A pack captures the parts of a workflow that should not have to be rediscovered on every run: procedure order, UI element names, common false paths, application-specific quirks, and recovery rules.

The loop starts with real failures, not a task description:

Prompt pack refinement pipeline: task corpus → baseline runs → failure traces → teacher LLM refinement → candidate SKILL.md → re-eval → accepted pack, with a loop from re-eval back to teacher LLM refinement when rejected

Task corpus. Per skill we curate task instances that share a coherent workflow shape and vary on workflow-relevant axes. The point is data variation on a single workflow shape, not training across different workflows.

Baseline eval. Run the agent against the train set with no pack, only the agent's bare default behavior. The failure traces from this run become the input to the first refine call.

Refine. A teacher LLM reads the agent's actual failure traces and diagnoses what went wrong. It then writes or edits the workflow pack, addressing the specific failures the agent exhibited: wrong page, wrong field, wrong order, brittle recovery, or a false path that looked plausible in the UI.

Iterate. Re-test the candidate SKILL.md. Accept the edit only when it improves behavior; otherwise reject it and try another edit. Stop when train passes or the iteration cap is reached.

In production we run the distillation loop N times in parallel and ship the highest-scoring converged pack — a small implementation detail that makes the deliverable robust against single-run sampling variance in the teacher LLM.


Why this architecture

Desktop automation is reasoning-sensitive. OSWorld and WindowsAgentArena leaderboards show a wide gap between frontier reasoning models and faster, cheaper ones on identical workflows. Reasoning at inference time is doing real work.

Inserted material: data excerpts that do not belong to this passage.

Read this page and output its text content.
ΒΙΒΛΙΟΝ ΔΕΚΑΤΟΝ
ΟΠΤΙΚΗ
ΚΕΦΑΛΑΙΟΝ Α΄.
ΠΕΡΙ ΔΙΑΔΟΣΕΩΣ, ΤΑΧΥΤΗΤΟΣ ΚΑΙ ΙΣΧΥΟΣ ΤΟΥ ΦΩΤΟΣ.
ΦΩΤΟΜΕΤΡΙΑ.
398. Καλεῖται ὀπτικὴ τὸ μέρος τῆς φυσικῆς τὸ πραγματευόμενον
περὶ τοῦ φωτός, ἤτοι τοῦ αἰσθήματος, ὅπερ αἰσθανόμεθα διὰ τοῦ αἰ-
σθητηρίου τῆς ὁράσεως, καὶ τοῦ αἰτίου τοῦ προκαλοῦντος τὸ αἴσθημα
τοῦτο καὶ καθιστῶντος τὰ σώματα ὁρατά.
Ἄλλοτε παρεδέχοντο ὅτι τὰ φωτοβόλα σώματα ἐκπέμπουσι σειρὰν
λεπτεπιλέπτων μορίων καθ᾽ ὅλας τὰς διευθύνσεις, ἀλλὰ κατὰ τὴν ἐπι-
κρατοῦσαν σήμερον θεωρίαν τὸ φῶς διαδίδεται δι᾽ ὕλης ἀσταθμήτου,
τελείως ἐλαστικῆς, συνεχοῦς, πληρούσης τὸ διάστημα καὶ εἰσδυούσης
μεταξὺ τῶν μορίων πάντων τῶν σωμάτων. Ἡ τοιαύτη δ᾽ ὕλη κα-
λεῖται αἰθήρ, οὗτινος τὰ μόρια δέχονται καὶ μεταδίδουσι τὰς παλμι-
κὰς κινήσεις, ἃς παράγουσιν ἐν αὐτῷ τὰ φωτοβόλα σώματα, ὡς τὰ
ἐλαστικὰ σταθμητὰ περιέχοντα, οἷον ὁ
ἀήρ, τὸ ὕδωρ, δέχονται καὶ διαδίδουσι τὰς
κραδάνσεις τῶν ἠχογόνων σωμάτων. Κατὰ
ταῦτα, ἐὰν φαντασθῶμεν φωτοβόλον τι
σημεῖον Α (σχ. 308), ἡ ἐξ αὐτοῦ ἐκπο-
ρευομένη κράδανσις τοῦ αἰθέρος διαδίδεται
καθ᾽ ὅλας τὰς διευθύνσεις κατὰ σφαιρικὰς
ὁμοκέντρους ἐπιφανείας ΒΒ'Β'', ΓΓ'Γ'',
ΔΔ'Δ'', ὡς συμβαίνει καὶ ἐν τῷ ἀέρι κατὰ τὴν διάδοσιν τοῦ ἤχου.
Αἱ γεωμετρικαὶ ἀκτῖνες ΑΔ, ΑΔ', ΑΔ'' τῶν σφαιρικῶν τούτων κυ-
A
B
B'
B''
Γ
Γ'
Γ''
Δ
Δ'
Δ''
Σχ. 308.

That creates a deployment economics problem: the most reliable agent on a workflow is often also the most expensive one to run. Prompt packs may help amortize that reasoning across repeated workflows by making recurring constraints explicit.

There are two broad ways to improve an agent on a recurring UI workflow: change the model, or change what the model sees. For recurring workflows, we want the agent to get better without shipping a new model for every customer workflow. That points us toward token-space learning: improve the workflow instructions the model sees at inference time, while leaving the model weights alone.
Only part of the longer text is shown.